The Bad Luck Wedding Dress
Safely stored behind (presumably bad luck blocking) plexiglass, the bad luck wedding dress can be found in Fort Worth’s famous Stockyard Museum.
It’s an odd addition to the museum, not really having a lot to do with Fort Worth’s stockyard heritage. But here it lives, bequeathed to the museum by a superstitious wealthy benefactor, who inherited the dress but wanted nothing whatsoever to do with it!
The Dress is, admittedly, oddly creepy to look at. Made in 1886, it’s a faded ivory dress of frills, ribbons and bows. Something about it exudes a subtle aura of saddened disappointment. It would look quite at home on a (possibly possessed — I’ll leave that to your imagination) life size Victorian era doll.
The dress is reputed to have had four owners over its 136 years of existence. Three of the owners “lost their husbands” (though details of the exact nature of this loss are rather sketchy) and one lady became grievously ill.
While anyone of a superstitious bent is unlikely to want to get too close to this husband-killing piece of attire, it’s a great option for those passing through Fort Worth who happen to enjoy a touch of macabre and old lace.
The Photography Studio of Butch Cassidy Fame
Fort Worth was once a popular stomping ground for Wild West legends. Some of these household names were well-meaning entrepreneurs or adventurers just looking to survive and get ahead in a dangerous time. Others were straight up outlaws.
The Fort Worth Five definitely fall into this latter category. The Fort Worth Five, also known as the “Hole-in-the-Wall Gang” were infamous bank robbers who evaded capture despite local Fort Worth law enforcement’s best efforts. Butch Cassidy was the gang’s most famous member and was considered their dangerous ring leader.
In 1900, the gang made an odd decision. They decided to sit for a photo portrait. The picture is now famous. Five smirking mustachioed dandies sit for the camera on a weirdly incongruous chaise lounge, a hint of a threat smoldering in their eyes.

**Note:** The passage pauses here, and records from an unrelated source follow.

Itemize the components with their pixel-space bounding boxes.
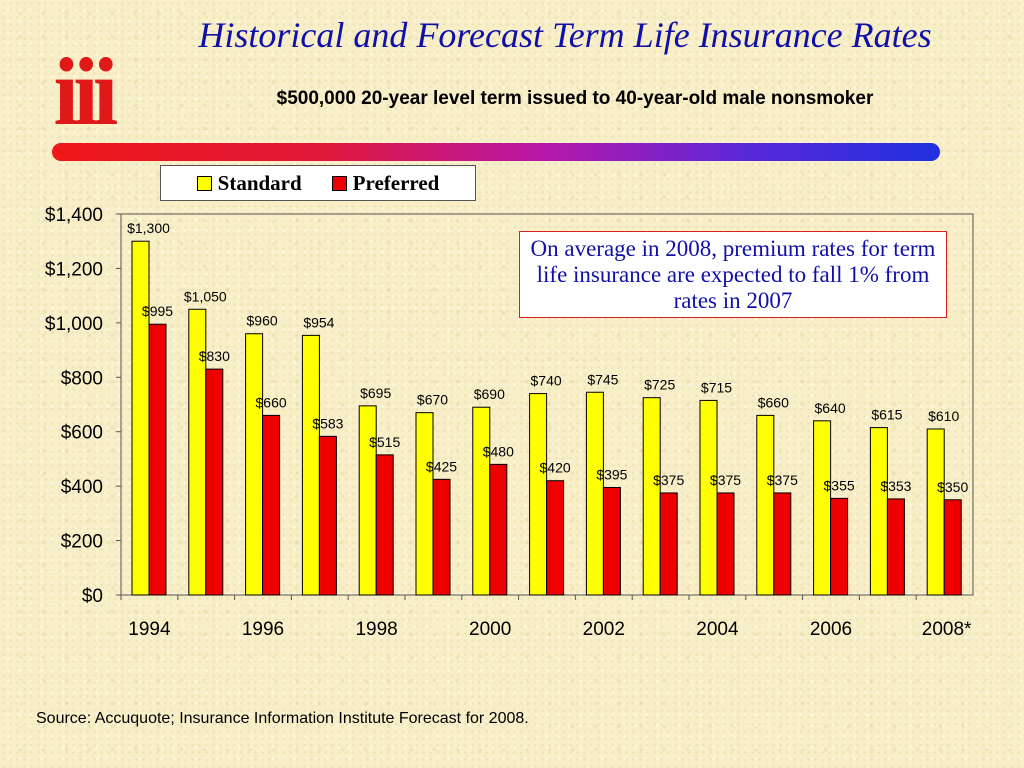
bar-standard (131, 240, 150, 596)
bar-standard (472, 406, 491, 596)
legend-swatch-preferred (331, 175, 347, 191)
iii-logo: iii (53, 38, 119, 145)
data-label-standard: $960 (247, 313, 278, 329)
bar-preferred (886, 498, 905, 596)
data-label-standard: $640 (815, 400, 846, 416)
x-tick-label: 2008* (922, 619, 972, 640)
bar-preferred (546, 480, 565, 596)
data-label-preferred: $583 (312, 415, 343, 431)
bar-preferred (659, 492, 678, 596)
bar-preferred (148, 323, 167, 596)
x-tick-label: 2002 (583, 619, 625, 640)
legend-label-preferred: Preferred (352, 170, 440, 195)
data-label-standard: $954 (303, 314, 334, 330)
data-label-preferred: $375 (653, 472, 684, 488)
data-label-preferred: $480 (483, 443, 514, 459)
bar-standard (699, 399, 718, 596)
data-label-standard: $1,300 (127, 220, 170, 236)
bar-standard (926, 428, 945, 596)
bar-standard (415, 412, 434, 596)
chart-subtitle: $500,000 20-year level term issued to 40… (276, 88, 874, 109)
y-tick-label: $1,200 (45, 259, 103, 280)
x-tick-label: 1998 (355, 619, 397, 640)
data-label-standard: $610 (928, 408, 959, 424)
data-label-preferred: $830 (199, 348, 230, 364)
bar-preferred (943, 499, 962, 596)
x-tick-label: 2004 (696, 619, 739, 640)
legend-item-preferred: Preferred (331, 170, 440, 196)
bar-standard (869, 427, 888, 596)
bar-preferred (489, 463, 508, 596)
data-label-preferred: $995 (142, 303, 173, 319)
bar-standard (756, 414, 775, 596)
data-label-standard: $740 (531, 373, 562, 389)
y-tick-label: $400 (61, 477, 103, 498)
y-tick-label: $1,400 (45, 205, 103, 226)
bar-standard (585, 391, 604, 596)
x-tick-label: 2000 (469, 619, 511, 640)
chart-legend: Standard Preferred (160, 165, 476, 201)
bar-preferred (773, 492, 792, 596)
data-label-preferred: $375 (767, 472, 798, 488)
data-label-standard: $745 (587, 371, 618, 387)
bar-standard (529, 393, 548, 596)
source-note: Source: Accuquote; Insurance Information… (36, 710, 529, 727)
header-gradient-rule (52, 143, 940, 161)
bar-preferred (602, 487, 621, 596)
legend-swatch-standard (196, 175, 212, 191)
legend-label-standard: Standard (217, 170, 302, 195)
data-label-preferred: $375 (710, 472, 741, 488)
bar-standard (642, 397, 661, 596)
data-label-preferred: $420 (540, 460, 571, 476)
bar-preferred (716, 492, 735, 596)
bar-preferred (375, 454, 394, 596)
bar-preferred (205, 368, 224, 596)
data-label-standard: $615 (871, 407, 902, 423)
bar-preferred (432, 478, 451, 596)
data-label-standard: $715 (701, 379, 732, 395)
bar-preferred (318, 435, 337, 596)
data-label-standard: $725 (644, 377, 675, 393)
y-tick-label: $800 (61, 368, 103, 389)
data-label-preferred: $660 (256, 394, 287, 410)
bar-standard (301, 334, 320, 596)
x-tick-label: 1994 (128, 619, 171, 640)
data-label-standard: $670 (417, 392, 448, 408)
data-label-preferred: $353 (880, 478, 911, 494)
data-label-standard: $690 (474, 386, 505, 402)
bar-preferred (830, 497, 849, 596)
data-label-standard: $660 (758, 394, 789, 410)
bar-standard (813, 420, 832, 596)
x-tick-label: 2006 (810, 619, 852, 640)
y-tick-label: $1,000 (45, 314, 103, 335)
legend-item-standard: Standard (196, 170, 302, 196)
data-label-preferred: $425 (426, 458, 457, 474)
y-tick-label: $600 (61, 423, 103, 444)
data-label-standard: $695 (360, 385, 391, 401)
data-label-preferred: $350 (937, 479, 968, 495)
y-tick-label: $0 (82, 586, 103, 607)
chart-title: Historical and Forecast Term Life Insura… (198, 15, 932, 55)
bar-preferred (262, 414, 281, 596)
y-tick-label: $200 (61, 532, 103, 553)
x-tick-label: 1996 (242, 619, 284, 640)
forecast-annotation: On average in 2008, premium rates for te… (519, 231, 947, 318)
data-label-preferred: $355 (824, 477, 855, 493)
data-label-standard: $1,050 (184, 288, 227, 304)
bar-standard (245, 333, 264, 596)
data-label-preferred: $395 (596, 467, 627, 483)
data-label-preferred: $515 (369, 434, 400, 450)
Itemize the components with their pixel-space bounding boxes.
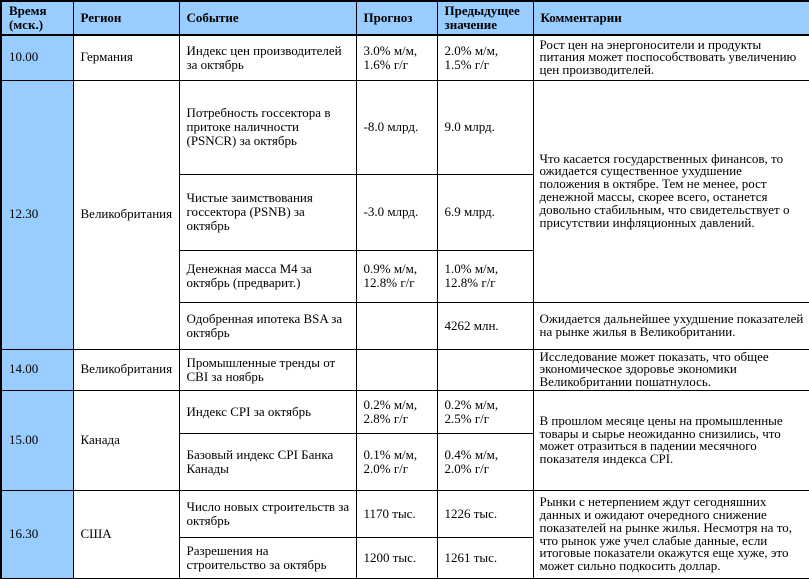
table-row: 15.00 Канада Индекс CPI за октябрь 0.2% …: [0, 389, 809, 491]
time-cell: 14.00: [0, 348, 74, 391]
header-event: Событие: [178, 0, 357, 36]
comment-cell: Рост цен на энергоносители и продукты пи…: [532, 34, 809, 81]
previous-cell: 1.0% м/м, 12.8% г/г: [436, 249, 534, 303]
region-cell: Германия: [72, 34, 180, 81]
table-row: Разрешения на строительство за октябрь 1…: [1, 536, 809, 579]
table-row: Базовый индекс CPI Банка Канады 0.1% м/м…: [1, 432, 809, 491]
forecast-cell: 0.1% м/м, 2.0% г/г: [355, 432, 438, 491]
forecast-cell: [355, 348, 438, 391]
region-cell: Канада: [72, 389, 180, 491]
table-row: Одобренная ипотека BSA за октябрь 4262 м…: [1, 301, 809, 350]
previous-cell: 1261 тыс.: [436, 536, 534, 579]
forecast-cell: -3.0 млрд.: [355, 173, 438, 251]
forecast-cell: 3.0% м/м, 1.6% г/г: [355, 34, 438, 81]
previous-cell: 4262 млн.: [436, 301, 534, 350]
event-cell: Одобренная ипотека BSA за октябрь: [178, 301, 357, 350]
previous-cell: 9.0 млрд.: [436, 79, 534, 175]
header-row: Время (мск.) Регион Событие Прогноз Пред…: [0, 0, 809, 36]
comment-cell: В прошлом месяце цены на промышленные то…: [532, 389, 809, 491]
table-row: 12.30 Великобритания Потребность госсект…: [0, 79, 809, 350]
header-time: Время (мск.): [0, 0, 74, 36]
forecast-cell: 1200 тыс.: [355, 536, 438, 579]
forecast-cell: 1170 тыс.: [355, 489, 438, 538]
header-forecast: Прогноз: [355, 0, 438, 36]
table-row: Денежная масса M4 за октябрь (предварит.…: [1, 249, 809, 303]
previous-cell: [436, 348, 534, 391]
previous-cell: 2.0% м/м, 1.5% г/г: [436, 34, 534, 81]
comment-cell: Исследование может показать, что общее э…: [532, 348, 809, 391]
event-cell: Разрешения на строительство за октябрь: [178, 536, 357, 579]
region-cell: США: [72, 489, 180, 579]
table-row: 16.30 США Число новых строительств за ок…: [0, 489, 809, 579]
region-cell: Великобритания: [72, 348, 180, 391]
event-cell: Базовый индекс CPI Банка Канады: [178, 432, 357, 491]
comment-cell: Рынки с нетерпением ждут сегодняшних дан…: [532, 489, 809, 579]
forecast-cell: [355, 301, 438, 350]
previous-cell: 1226 тыс.: [436, 489, 534, 538]
event-cell: Чистые заимствования госсектора (PSNB) з…: [178, 173, 357, 251]
previous-cell: 6.9 млрд.: [436, 173, 534, 251]
header-previous: Предыдущее значение: [436, 0, 534, 36]
comment-cell: Ожидается дальнейшее ухудшение показател…: [532, 301, 809, 350]
forecast-cell: 0.2% м/м, 2.8% г/г: [355, 389, 438, 434]
forecast-cell: 0.9% м/м, 12.8% г/г: [355, 249, 438, 303]
table-row: 10.00 Германия Индекс цен производителей…: [0, 34, 809, 81]
event-cell: Индекс CPI за октябрь: [178, 389, 357, 434]
time-cell: 15.00: [0, 389, 74, 491]
event-cell: Индекс цен производителей за октябрь: [178, 34, 357, 81]
time-cell: 16.30: [0, 489, 74, 579]
event-cell: Число новых строительств за октябрь: [178, 489, 357, 538]
time-cell: 12.30: [0, 79, 74, 350]
forecast-cell: -8.0 млрд.: [355, 79, 438, 175]
previous-cell: 0.2% м/м, 2.5% г/г: [436, 389, 534, 434]
table-row: Чистые заимствования госсектора (PSNB) з…: [1, 173, 809, 251]
region-cell: Великобритания: [72, 79, 180, 350]
time-cell: 10.00: [0, 34, 74, 81]
header-region: Регион: [72, 0, 180, 36]
table-row: 14.00 Великобритания Промышленные тренды…: [0, 348, 809, 391]
event-cell: Денежная масса M4 за октябрь (предварит.…: [178, 249, 357, 303]
header-comments: Комментарии: [532, 0, 809, 36]
previous-cell: 0.4% м/м, 2.0% г/г: [436, 432, 534, 491]
event-cell: Промышленные тренды от CBI за ноябрь: [178, 348, 357, 391]
comment-cell: Что касается государственных финансов, т…: [532, 79, 809, 303]
event-cell: Потребность госсектора в притоке налично…: [178, 79, 357, 175]
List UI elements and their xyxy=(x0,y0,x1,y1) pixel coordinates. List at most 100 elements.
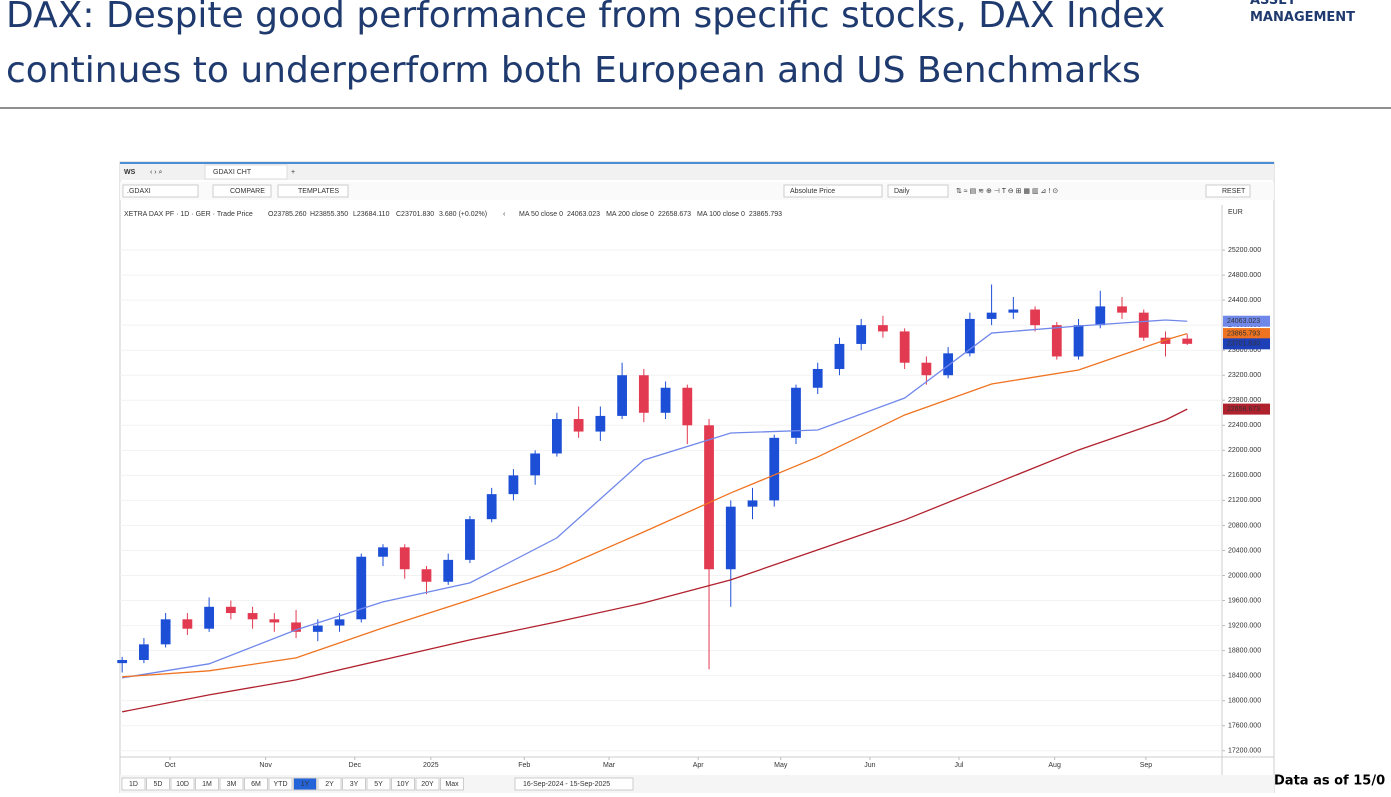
x-tick-label: Aug xyxy=(1048,762,1061,769)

The picture was actually instrumental in the gang members finally being apprehended, as its presence in the studio’s shop window was noticed by a local Fort Worth detective.
The photo and the studio from which it sprang can be found between Fifth and Sixth Street in Fort Worth’s downtown district.
Fort Worth has a lot to offer conventional historians. It also has much to see if you lean to the more macabre corners of Texas’ long and eventful history. If you’re passing through Fort Worth and looking for a little strangeness, you can’t go wrong with these unusual attractions.